Team:UCL London/Medicine/ImpactAndSynergy/Standards



Standards Debate

FDA Regulations for DNA vaccines

We recommend that the fraction of plasmid in supercoiled conformation be included in the bulk release criteria, and that you establish a minimum specification for supercoiled plasmid content (preferably >80%).[20]


Is the FDA referring to over 80% of plasmid supercoiling qualitatively OR quantitatively? This question was raised early on by the academia, because they mean totally different things.

Quality: each individual pDNA possessing a level of negative supercoiling which exceeds 80%

Quantity: the amount of negative supercoiled pDNA in the vaccine, in other words, the purity of the vaccine being over 80% purity

We have reason to therefore postulate that the >80% standard is ambiguous, arbitrary, and needs revision because it lacks relevant insight and perspective in the field of DNA vaccines.


Whilst it is true that supercoiled pDNA will increase transfection efficiency[21], thereby stimulating a stronger immune response (improved immunogenicity), it does not necessarily mean plasmid supercoiling quality and quantity needs to be over 80%. This is because delivery methods such as particle mediated delivery and electroporation already ensures transfection by bombardment and enabling dramatic uptake of biological material in local tissue respectively. Furthermore, it is not necessary to achieve maximal supercoiling; what truly matters is that compactness, robustness to shear stress and strong immunogenicity has been achieved.

A study[22] has proven that standards should be tailored for different vaccines. In the case of rabies DNA vaccine, research has shown that a vaccination with a plasmid containing at least 70% of supercoiled molecules triggered statistically significant specific antibody titres and specific Th-1 oriented cell-based immunity as early as 2 and 3 weeks post vaccination. This comes to show how an arbitrarily set standard of >80% is irrelevant and will only add to time delays and incur greater costs[23] in manufacture.

Another study has indicated why maximal supercoiling is not most ideal.
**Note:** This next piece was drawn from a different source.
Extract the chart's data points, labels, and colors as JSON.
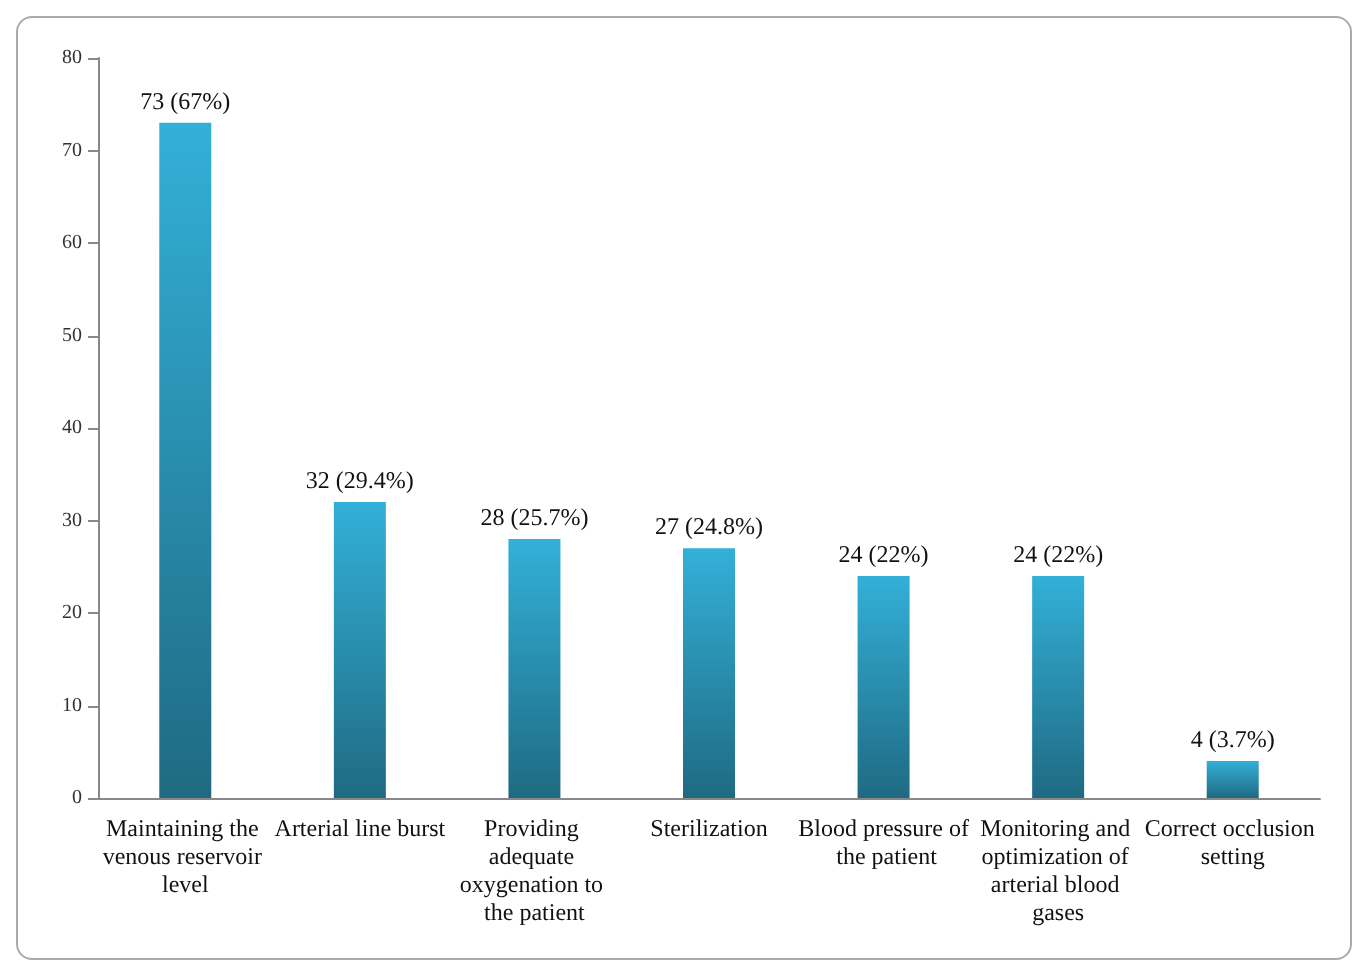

Failure to relax negative supercoiling of DNA leads to unintended consequences at a cellular level[24]. In healthcare, if such an incident occurs, the DNA vaccine would be doing more harm than good to the patient. Once again, this is why we strongly urge regulatory bodies to revise their standards and industry guidance in DNA vaccine production.

Our suggestion

We hope for scientists, engineers, industrialists and policymakers to collaborate in reforming current standards. Every opinion from every field carries weight and should be taken into account when setting a new standard. This eliminates ambiguity, arbitrariness, misinterpretations and misallocation of valuable resources.